Se cinquenta por cento das leituras que faço são para fins recreativos apenas, os outros cinquenta têm como objectivo compreender o mundo através de outros olhos que não os meus, experienciar algo que a minha própria vida não me proporciona e por isso poder crescer e tornar-me (espero!) uma pessoa melhor. Como posso fazer realmente essa reflexão e chegar sozinha a certas conclusões, no meu íntimo, no meu silêncio, rodeada de um mundo de pessoas que não se calam?
Talvez tenha sido o meu excesso de
oversharing nos últimos anos que me esteja a levar a sentir-me assim e até mesmo neste momento em que termino este texto pergunto-me se não estou a partilhar demasiado. "Vão pensar que os estou a mandar calar quando podia simplesmente fechar o computador" é o que penso que vão pensar. Mas esta reflexão serve para tentar compreender a dinâmica da
leitura como acto e a dinâmica de
falar sobre livros como distintas e como eu hoje me sinto que um poderá estar a estragar o prazer do outro.
É demasiado errado querer ler e, sobre o que leio querer reflectir, sozinha? Mesmo que o faça usando meios tão públicos como blogs e redes sociais como o Goodreads?
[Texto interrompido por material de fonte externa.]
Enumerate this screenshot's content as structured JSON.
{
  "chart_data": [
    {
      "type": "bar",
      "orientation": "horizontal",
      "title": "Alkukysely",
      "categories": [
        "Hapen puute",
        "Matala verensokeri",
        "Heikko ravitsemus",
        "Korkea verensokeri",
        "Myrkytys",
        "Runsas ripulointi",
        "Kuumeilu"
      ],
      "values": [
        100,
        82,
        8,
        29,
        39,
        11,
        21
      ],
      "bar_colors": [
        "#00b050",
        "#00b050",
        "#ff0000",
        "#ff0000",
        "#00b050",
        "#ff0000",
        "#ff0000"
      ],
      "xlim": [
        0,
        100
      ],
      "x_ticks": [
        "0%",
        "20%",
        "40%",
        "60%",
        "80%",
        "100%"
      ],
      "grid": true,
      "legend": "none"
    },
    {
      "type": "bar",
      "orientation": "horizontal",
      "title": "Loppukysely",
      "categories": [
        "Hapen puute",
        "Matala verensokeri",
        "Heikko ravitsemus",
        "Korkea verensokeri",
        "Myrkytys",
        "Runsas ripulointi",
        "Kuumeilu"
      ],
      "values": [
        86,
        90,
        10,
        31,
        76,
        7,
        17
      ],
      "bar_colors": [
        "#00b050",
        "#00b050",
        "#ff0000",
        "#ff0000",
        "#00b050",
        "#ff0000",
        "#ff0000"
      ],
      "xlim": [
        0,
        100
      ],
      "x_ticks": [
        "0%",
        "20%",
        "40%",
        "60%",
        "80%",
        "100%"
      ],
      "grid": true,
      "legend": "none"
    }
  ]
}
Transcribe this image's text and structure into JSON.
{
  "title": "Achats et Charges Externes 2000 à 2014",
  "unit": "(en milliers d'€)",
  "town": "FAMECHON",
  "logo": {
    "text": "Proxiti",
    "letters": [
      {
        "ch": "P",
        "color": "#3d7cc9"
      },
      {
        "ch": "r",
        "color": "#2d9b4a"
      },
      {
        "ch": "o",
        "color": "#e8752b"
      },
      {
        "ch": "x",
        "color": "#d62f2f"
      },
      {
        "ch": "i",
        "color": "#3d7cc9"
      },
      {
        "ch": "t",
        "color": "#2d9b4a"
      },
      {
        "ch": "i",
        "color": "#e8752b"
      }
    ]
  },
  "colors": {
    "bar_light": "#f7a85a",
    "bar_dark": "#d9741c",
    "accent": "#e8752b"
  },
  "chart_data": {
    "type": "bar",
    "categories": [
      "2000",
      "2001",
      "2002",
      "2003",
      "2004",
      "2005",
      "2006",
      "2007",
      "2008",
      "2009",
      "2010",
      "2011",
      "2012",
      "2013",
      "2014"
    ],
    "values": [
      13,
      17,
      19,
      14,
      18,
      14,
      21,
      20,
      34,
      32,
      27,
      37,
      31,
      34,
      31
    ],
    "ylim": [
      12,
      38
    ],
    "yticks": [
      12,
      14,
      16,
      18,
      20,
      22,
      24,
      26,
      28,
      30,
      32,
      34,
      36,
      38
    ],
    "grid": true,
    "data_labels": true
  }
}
Quanto à forma como vou resolver esta minha insatisfação ainda não sei, não decidi. Não tenciono fechar o blog ou parar de escrever opiniões. Também não tenciono deixar de ler outras opiniões, aliás é uma das actividades que ainda me dá algum prazer fazer quando olho para um blogue de livros. Porque como são os "likes" e as pequenas perguntas durante a leitura que me aborrecem talvez eu elimine as actualizações por algum tempo ou até escreva as opiniões do que leio mas não as publique por enquanto. Por enquanto fica o desabafo, logo verei como poderei solucionar.
Já agora, serão bem-vindas sugestões!